Monsieur je-sais-tout peut toujours être pris à défaut. Ces dernières semaines, des internautes se sont amusés à demander à ChatGPT et consorts s’il était préférable d’aller à une station de lavage automobile ou la station-essence à proximité à pied ou en voiture. Certaines IA ont défendu mordicus la première option plus sobre. Pas très malin, au vu de la finalité évidente : laver sa voiture ou remplir son réservoir. Tout aussi récemment, des experts en IA ont monté un comparateur (benchmark), le "bullshit bench", afin de déterminer quel acteur s’en tirait le mieux face aux questions incohérentes. Anthropic (Claude) se débrouille plutôt bien, contrairement à ChatGPT, Mistral ou DeepSeek.

Le sujet est plus profond qu’il n’y paraît. L’IA générative, sous sa forme actuelle, est de plus en plus critiquée. Son fonctionnement repose sur des modèles de langage (LLM) qui, grossièrement, construisent leurs réponses mot à mot. Le secret de leurs performances, assez remarquables jusqu’ici dans la création de contenus, de recommandations ou d'analyses, consiste en un entraînement massif à partir de milliards de données textuelles. L’entièreté - ou presque - du web. Lorsqu'on lui soumet la phrase "je laisse tomber un vase en cristal", il répond que le vase se brise. Non pas parce qu'il comprend la physique, mais parce que cette association est massivement présente dans le corpus.
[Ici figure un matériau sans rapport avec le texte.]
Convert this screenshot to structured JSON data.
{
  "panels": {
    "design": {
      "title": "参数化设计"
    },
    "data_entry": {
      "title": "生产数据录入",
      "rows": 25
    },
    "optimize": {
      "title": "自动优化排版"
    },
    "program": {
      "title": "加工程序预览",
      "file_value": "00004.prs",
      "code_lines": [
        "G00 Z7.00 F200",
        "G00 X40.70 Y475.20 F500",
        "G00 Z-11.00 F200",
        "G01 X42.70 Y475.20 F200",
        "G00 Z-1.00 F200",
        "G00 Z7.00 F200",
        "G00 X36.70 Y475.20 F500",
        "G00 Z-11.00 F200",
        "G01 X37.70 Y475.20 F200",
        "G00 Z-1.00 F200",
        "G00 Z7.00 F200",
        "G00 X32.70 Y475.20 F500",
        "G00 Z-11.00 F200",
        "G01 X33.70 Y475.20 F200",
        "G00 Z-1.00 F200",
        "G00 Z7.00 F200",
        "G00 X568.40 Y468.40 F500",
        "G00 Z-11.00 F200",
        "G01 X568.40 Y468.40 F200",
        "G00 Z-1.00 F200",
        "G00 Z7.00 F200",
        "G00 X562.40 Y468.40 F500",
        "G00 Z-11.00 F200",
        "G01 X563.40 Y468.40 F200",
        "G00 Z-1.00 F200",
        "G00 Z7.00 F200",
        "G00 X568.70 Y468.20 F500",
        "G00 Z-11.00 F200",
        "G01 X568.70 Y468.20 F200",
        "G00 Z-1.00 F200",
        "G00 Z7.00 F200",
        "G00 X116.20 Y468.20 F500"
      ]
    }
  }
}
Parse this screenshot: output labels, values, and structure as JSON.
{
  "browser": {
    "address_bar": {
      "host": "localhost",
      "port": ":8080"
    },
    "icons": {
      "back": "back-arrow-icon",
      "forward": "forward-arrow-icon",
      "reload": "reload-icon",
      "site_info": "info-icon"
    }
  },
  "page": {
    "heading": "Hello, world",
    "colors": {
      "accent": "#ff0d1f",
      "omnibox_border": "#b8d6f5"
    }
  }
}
Yann Le Cun y voit une limite qui l’empêcherait de comprendre des phénomènes simples. Son plafond de verre. Le célèbre chercheur français vient, cette semaine, d’officialiser une levée de fonds record pour le compte de sa nouvelle entreprise AMI Labs. Le lauréat du prix Turing et ancien de chez Meta a collecté environ un milliard de dollars afin de façonner ce qu’il appelle des "World Models" (modèles du monde, en français). Des IA qui, cette fois, n’apprennent plus seulement de données textuelles par exemple, pour appeler un chat un chat. Celles-ci disposeraient d’une représentation du félin, de ses mouvements, de sa manière de retomber toujours sur ses pattes. Des notions de représentation dans l’espace. Comme un être humain, ou un animal. Lorsqu'il officiait encore chez Meta, Yann Le Cun affirmait d’ailleurs de manière quelque peu provocante : "L’IA générative est 50 fois moins intelligente qu’un enfant de 4 ans." Moins intelligente, aussi, selon lui qu’un chat domestique.